Coming Home - Nehemiah 7

There seems to be a movement emerging in the AFL for the group march. Under the banner of some specific cause, people gather in Melbourne’s city centre, and then, collectively, walk to the AFL’s grand temple, the MCG. It’s a might thing to see. People energised by the crowd, caught up in the emotions of the experience, all walking under one banner. To be part of such a movement is to be experienced, for words are often difficult to find. There’s something special about it, something which moves people, something which rallies them toward something greater than themselves, something that is uniquely realised only as a group.

One can imagine the same experience Nehemiah must have had as he recounted the 42,360 people that returned from exile into Jerusalem and the surrounding towns and regions. The period of exile, or being removed from the promises of God, was coming to an end. The temple was rebuilt under Ezra. The walls were now rebuilt. But the city was vacant because the people hadn’t returned to it. What a sense of accomplishment and joy Nehemiah must have felt as he realised God was no sending back those who had gone. He was bringing home the orphans to the land of promise, a place where He said He would never leave.

Imagine what it would be like to arrive at church one Sunday to find a great crowd of people whom you have never seen before all walking in off the street. Imagine 30% of your normally attendance numbers being unchurched non-Christian people who simply showed up. They are full of joy, excited about coming to church, taking up whatever seats they can find (even the “family pews”), keen and eager to experience God coming to them as they hear the word and are touched by his presence. If you were to ask them why they were here, they would respond, “we got told we could meet someone special here who would change our lives, so we had to come and meet this person, do you know who it i?”

This isn’t as far fetched as one would think. We believe the Holy Spirit doesn’t just call us by the Gospel, enlightens us with his gifts, and keeps in the faith, He does that in others as He creates the church. But do we really believe this? If we did than we shouldn’t be surprised if the Holy Spirit starts bringing unchurched or non-Christian people into the church. In fact, we should expect it to be the norm. So why isn’t it? We have a lesson here from Nehemiah. As Nehemiah re-established Jerusalem, he began to create open spaces for the people to return. Surely the church needs to re-establish itself, so it too creates open spaces to which the Spirit can bring home the orphans of God.
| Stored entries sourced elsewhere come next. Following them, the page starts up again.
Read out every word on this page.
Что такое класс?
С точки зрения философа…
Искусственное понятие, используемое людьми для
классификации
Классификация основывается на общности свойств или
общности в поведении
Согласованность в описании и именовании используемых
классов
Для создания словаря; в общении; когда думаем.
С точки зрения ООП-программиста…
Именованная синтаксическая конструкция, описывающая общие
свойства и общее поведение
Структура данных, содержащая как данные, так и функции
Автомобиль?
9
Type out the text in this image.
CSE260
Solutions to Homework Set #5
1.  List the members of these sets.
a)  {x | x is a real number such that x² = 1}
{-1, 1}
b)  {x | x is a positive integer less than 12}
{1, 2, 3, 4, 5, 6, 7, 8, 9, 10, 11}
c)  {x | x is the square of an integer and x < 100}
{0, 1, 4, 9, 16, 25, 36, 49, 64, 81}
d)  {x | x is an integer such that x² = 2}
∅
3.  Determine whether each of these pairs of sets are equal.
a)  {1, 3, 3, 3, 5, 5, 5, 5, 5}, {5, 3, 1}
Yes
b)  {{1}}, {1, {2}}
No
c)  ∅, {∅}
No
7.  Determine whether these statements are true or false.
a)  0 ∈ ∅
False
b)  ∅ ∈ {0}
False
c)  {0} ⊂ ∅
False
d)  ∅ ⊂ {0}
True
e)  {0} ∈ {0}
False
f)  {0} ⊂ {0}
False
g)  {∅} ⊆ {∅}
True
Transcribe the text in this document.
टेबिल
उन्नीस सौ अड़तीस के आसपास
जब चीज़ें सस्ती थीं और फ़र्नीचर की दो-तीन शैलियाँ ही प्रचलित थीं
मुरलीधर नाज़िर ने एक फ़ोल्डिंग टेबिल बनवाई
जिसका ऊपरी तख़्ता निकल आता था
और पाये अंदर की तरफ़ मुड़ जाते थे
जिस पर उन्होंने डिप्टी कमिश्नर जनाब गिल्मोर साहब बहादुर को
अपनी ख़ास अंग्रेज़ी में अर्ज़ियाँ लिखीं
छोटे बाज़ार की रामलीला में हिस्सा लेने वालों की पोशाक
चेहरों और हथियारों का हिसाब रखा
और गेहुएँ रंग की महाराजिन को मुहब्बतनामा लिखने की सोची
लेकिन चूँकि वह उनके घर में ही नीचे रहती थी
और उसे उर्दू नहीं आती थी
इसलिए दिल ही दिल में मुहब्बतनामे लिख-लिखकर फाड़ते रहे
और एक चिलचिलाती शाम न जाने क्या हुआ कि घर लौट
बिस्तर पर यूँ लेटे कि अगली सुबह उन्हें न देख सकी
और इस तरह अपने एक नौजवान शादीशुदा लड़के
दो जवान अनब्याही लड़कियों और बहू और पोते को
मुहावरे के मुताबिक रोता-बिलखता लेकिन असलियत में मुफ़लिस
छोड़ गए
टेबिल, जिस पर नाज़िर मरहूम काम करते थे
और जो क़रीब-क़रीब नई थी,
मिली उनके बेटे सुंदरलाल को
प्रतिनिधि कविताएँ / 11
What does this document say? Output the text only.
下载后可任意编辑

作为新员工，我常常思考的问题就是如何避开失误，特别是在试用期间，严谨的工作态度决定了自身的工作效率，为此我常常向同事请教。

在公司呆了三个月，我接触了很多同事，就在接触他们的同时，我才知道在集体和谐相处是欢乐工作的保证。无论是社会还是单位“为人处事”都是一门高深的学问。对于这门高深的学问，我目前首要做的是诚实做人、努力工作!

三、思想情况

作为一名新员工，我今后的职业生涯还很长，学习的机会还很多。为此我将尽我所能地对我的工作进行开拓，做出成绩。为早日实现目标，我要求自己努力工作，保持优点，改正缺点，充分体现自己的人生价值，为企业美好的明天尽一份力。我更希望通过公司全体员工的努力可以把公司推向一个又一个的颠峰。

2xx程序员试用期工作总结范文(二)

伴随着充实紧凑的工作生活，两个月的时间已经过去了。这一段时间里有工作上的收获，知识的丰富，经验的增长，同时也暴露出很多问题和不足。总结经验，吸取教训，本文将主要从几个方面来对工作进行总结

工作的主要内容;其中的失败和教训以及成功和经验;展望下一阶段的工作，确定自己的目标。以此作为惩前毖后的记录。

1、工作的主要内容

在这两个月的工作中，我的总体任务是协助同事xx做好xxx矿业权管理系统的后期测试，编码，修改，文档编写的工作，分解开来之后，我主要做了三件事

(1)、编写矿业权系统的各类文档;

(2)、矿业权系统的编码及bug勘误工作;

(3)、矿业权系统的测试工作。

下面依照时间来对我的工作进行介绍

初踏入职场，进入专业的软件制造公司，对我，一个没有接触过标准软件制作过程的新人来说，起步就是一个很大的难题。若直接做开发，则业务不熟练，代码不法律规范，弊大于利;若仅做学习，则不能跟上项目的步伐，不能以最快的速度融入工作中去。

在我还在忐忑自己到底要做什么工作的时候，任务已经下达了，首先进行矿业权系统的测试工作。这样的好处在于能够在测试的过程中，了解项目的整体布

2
Nehemiah realised that God’s lost and exiled people couldn’t come home until certain things were set right in Jerusalem. When these things occurred, God brought His people home. We are the church, the haven for all those who need the hope and joy of knowing Jesus. If God is not bringing home to us his lost an alienated orphans, then we have some real work to do to rebuild the church into the body of Christ. When we do, the Spirit does exactly as Jesus promised. The great crowd of people searching for purpose and meaning suddenly realise that here, in this place, in this church, their search finds its true fulfillment.